Java parameters are serialized to JSON strings and passed to native code, which deserializes them using nlohmann/json. This avoids complex JNI field mapping for the many llama.cpp parameters.

Native Library Resolution

LlamaLoader tries in order:

  1. System property de.kherud.llama.lib.path
  2. java.library.path
  3. Extracts from JAR resources at de/kherud/llama/{os}/{arch}/

Cross-compilation

Docker-based cross-compilation scripts are in .github/dockcross/ for ARM/Android targets. CI workflows use these for non-x86 Linux builds.

Testing

Java tests

Require a model file.
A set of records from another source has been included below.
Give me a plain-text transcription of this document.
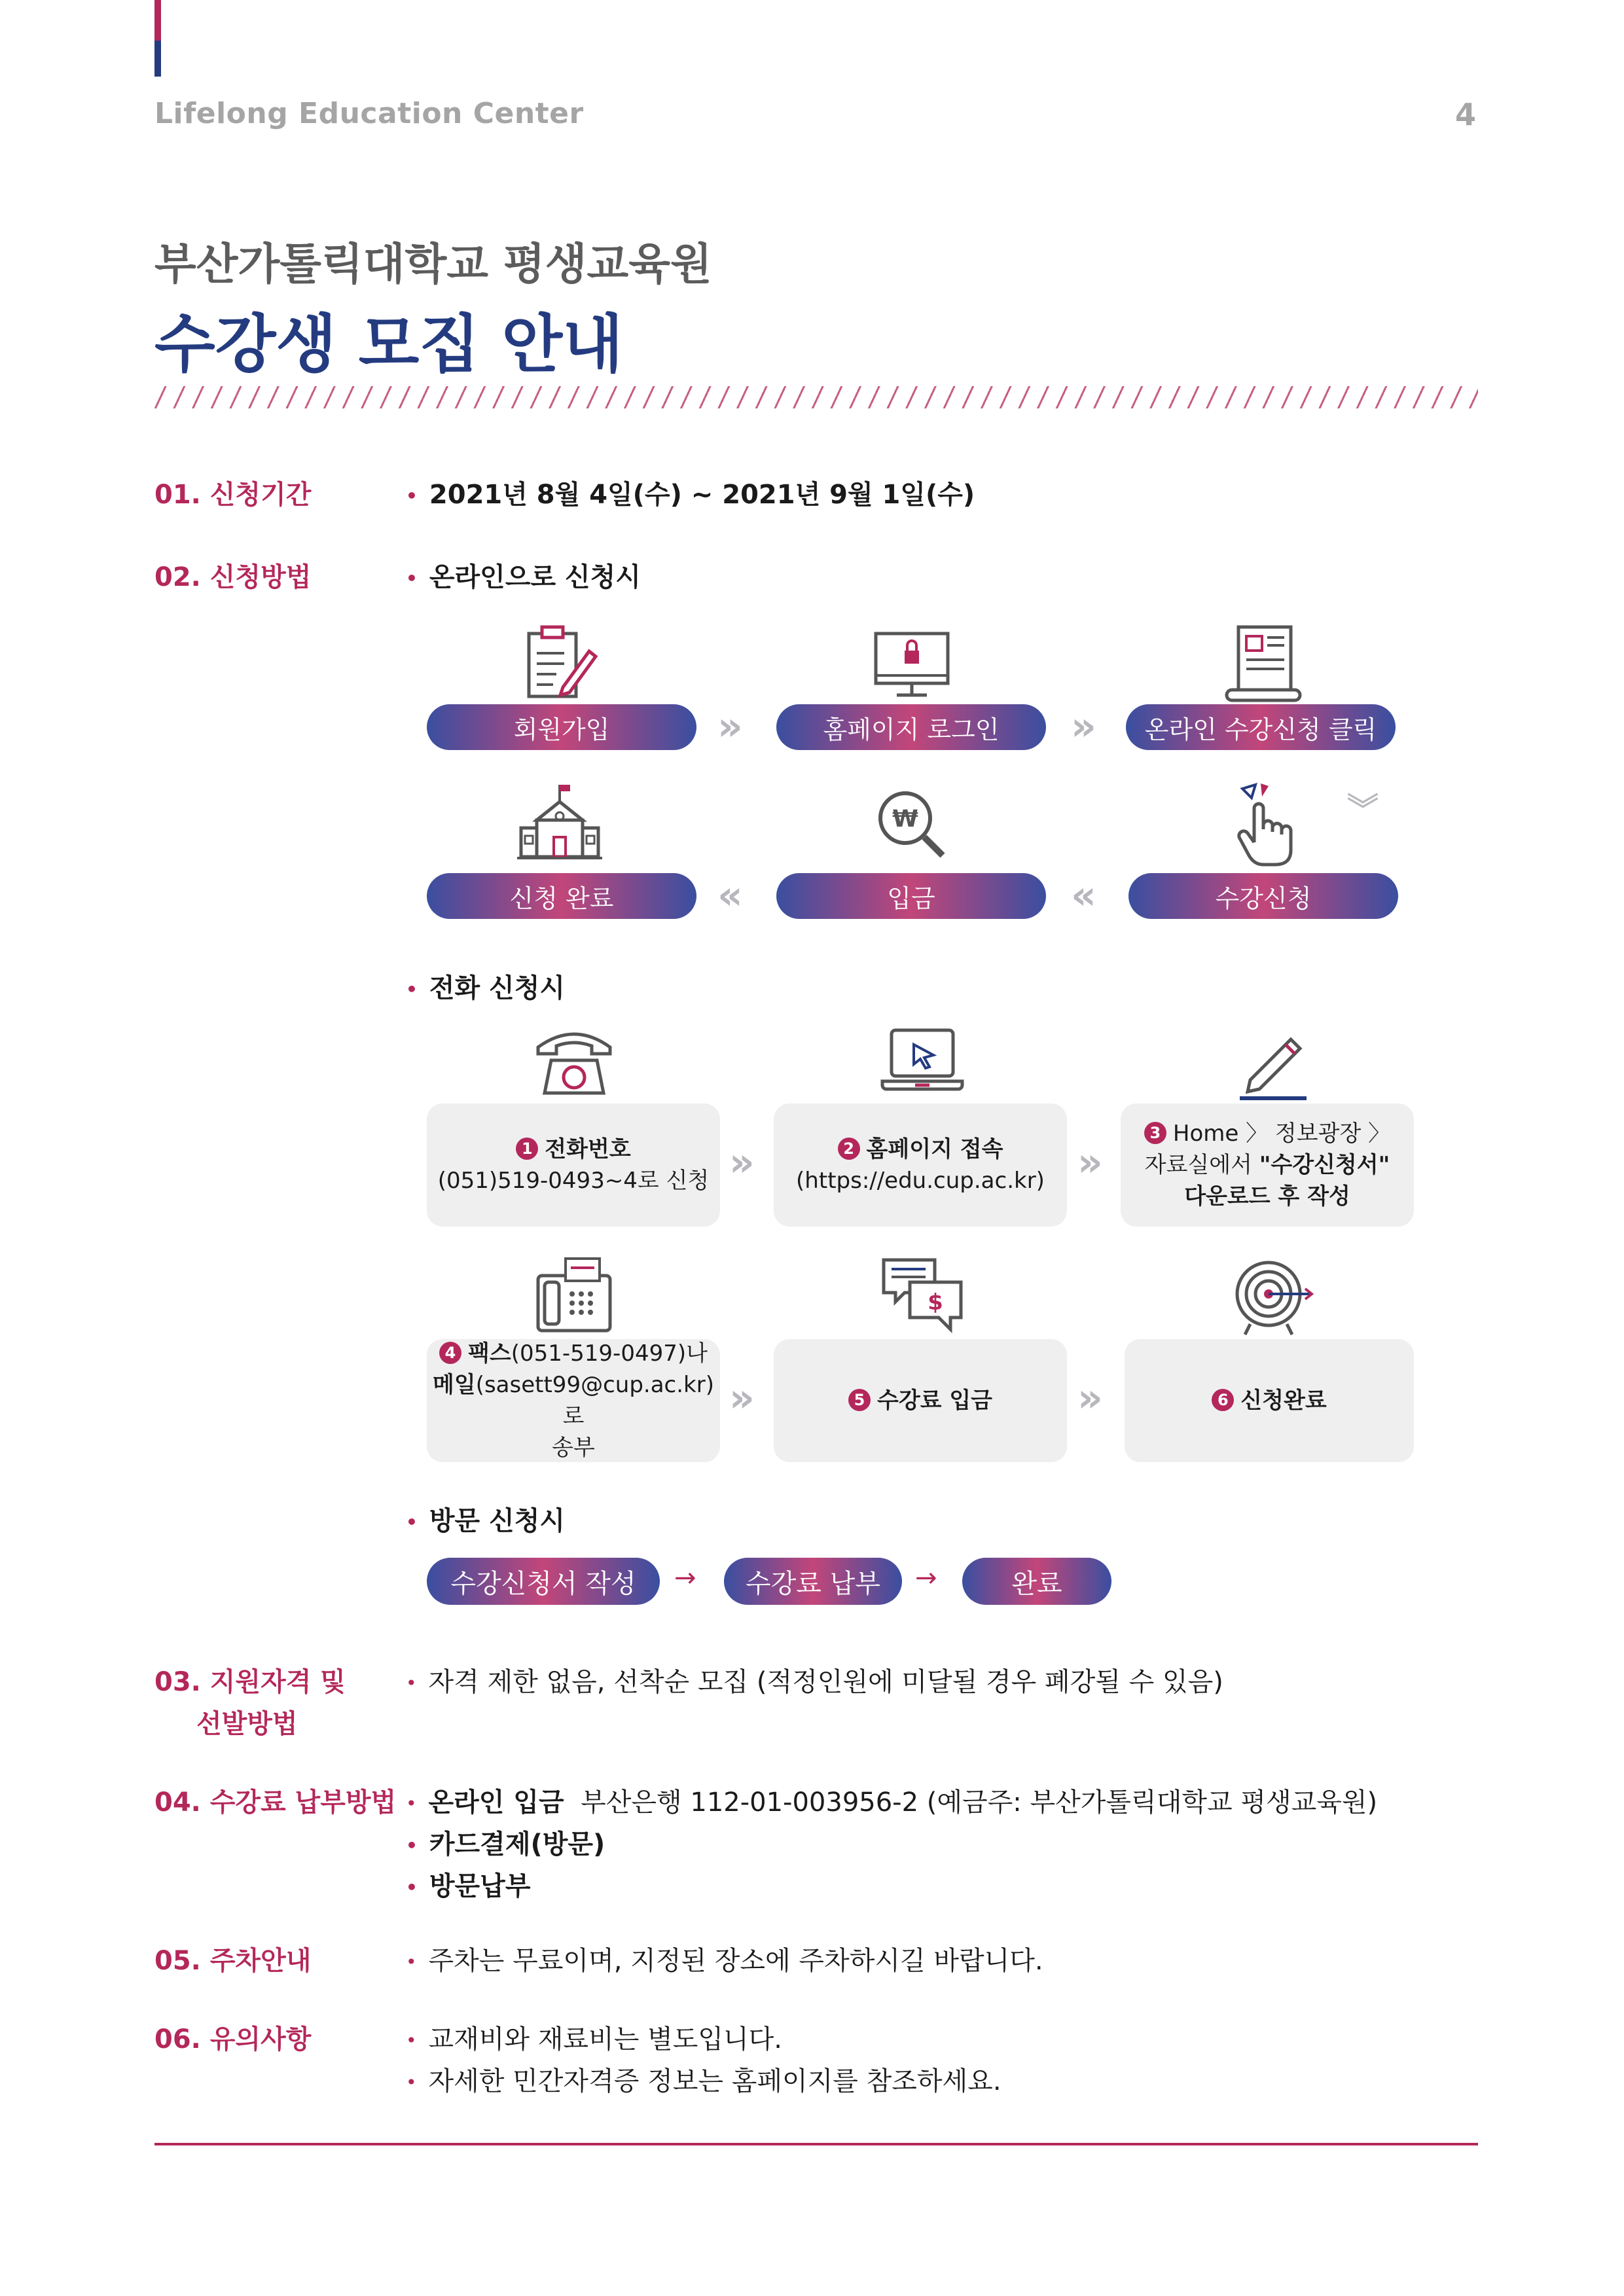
Lifelong Education Center	4
부산가톨릭대학교 평생교육원
수강생 모집 안내
01. 신청기간	• 2021년 8월 4일(수) ~ 2021년 9월 1일(수)
02. 신청방법	• 온라인으로 신청시
회원가입	»	홈페이지 로그인	»	온라인 수강신청 클릭
₩	︾
신청 완료	«	입금	«	수강신청
• 전화 신청시
1 전화번호
(051)519-0493~4로 신청 »	2 홈페이지 접속
(https://edu.cup.ac.kr) »
3 Home 〉 정보광장 〉
자료실에서 "수강신청서"
다운로드 후 작성
$
4 팩스(051-519-0497)나
메일(sasett99@cup.ac.kr)로
송부
»	5 수강료 입금 »	6 신청완료
• 방문 신청시
수강신청서 작성	→	수강료 납부	→	완료
03. 지원자격 및
선발방법
• 자격 제한 없음, 선착순 모집 (적정인원에 미달될 경우 폐강될 수 있음)
04. 수강료 납부방법 • 온라인 입금 부산은행 112-01-003956-2 (예금주: 부산가톨릭대학교 평생교육원)
• 카드결제(방문)
• 방문납부
05. 주차안내	• 주차는 무료이며, 지정된 장소에 주차하시길 바랍니다.
06. 유의사항	• 교재비와 재료비는 별도입니다.
• 자세한 민간자격증 정보는 홈페이지를 참조하세요.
The CI downloads models from HuggingFace:

  • LlamaModel tests: CodeLlama-7B-GGUF (codellama-7b.Q2_K.gguf)
  • RerankingModel tests: Jina-Reranker model

Set the model path via system property or environment variable (see test files for exact property names).

Test files are in src/test/java/de/kherud/llama/ and src/test/java/examples/.

C++ unit tests

No JVM or model file required. Built as jllama_test via CMake when BUILD_TESTING=ON.

File What it tests
test_json_helpers.cpp All functions in json_helpers.hpp — pure JSON transforms, using fake result objects
test_jni_helpers.cpp All functions in jni_helpers.hpp — mock JNIEnv, pre-seeded server_response queue
test_server.cpp Selected server.hpp internals (result types, error formatting, routing helpers)
test_utils.cpp Utilities from utils.hpp

Run C++ tests:

cmake -B build -DBUILD_TESTING=ON
cmake --build build --config Release
ctest --test-dir build --output-on-failure

Key Constraints

  • Java 11+ required.
  • Native memory allocated by llama.cpp is not GC-managed — always use LlamaModel in try-with-resources or call close() explicitly.
  • The server.hpp file is adapted from llama.cpp upstream — minimize modifications to ease future upgrades.
  • Platform-specific native libraries must be pre-built and placed under src/main/resources/ before packaging for distribution.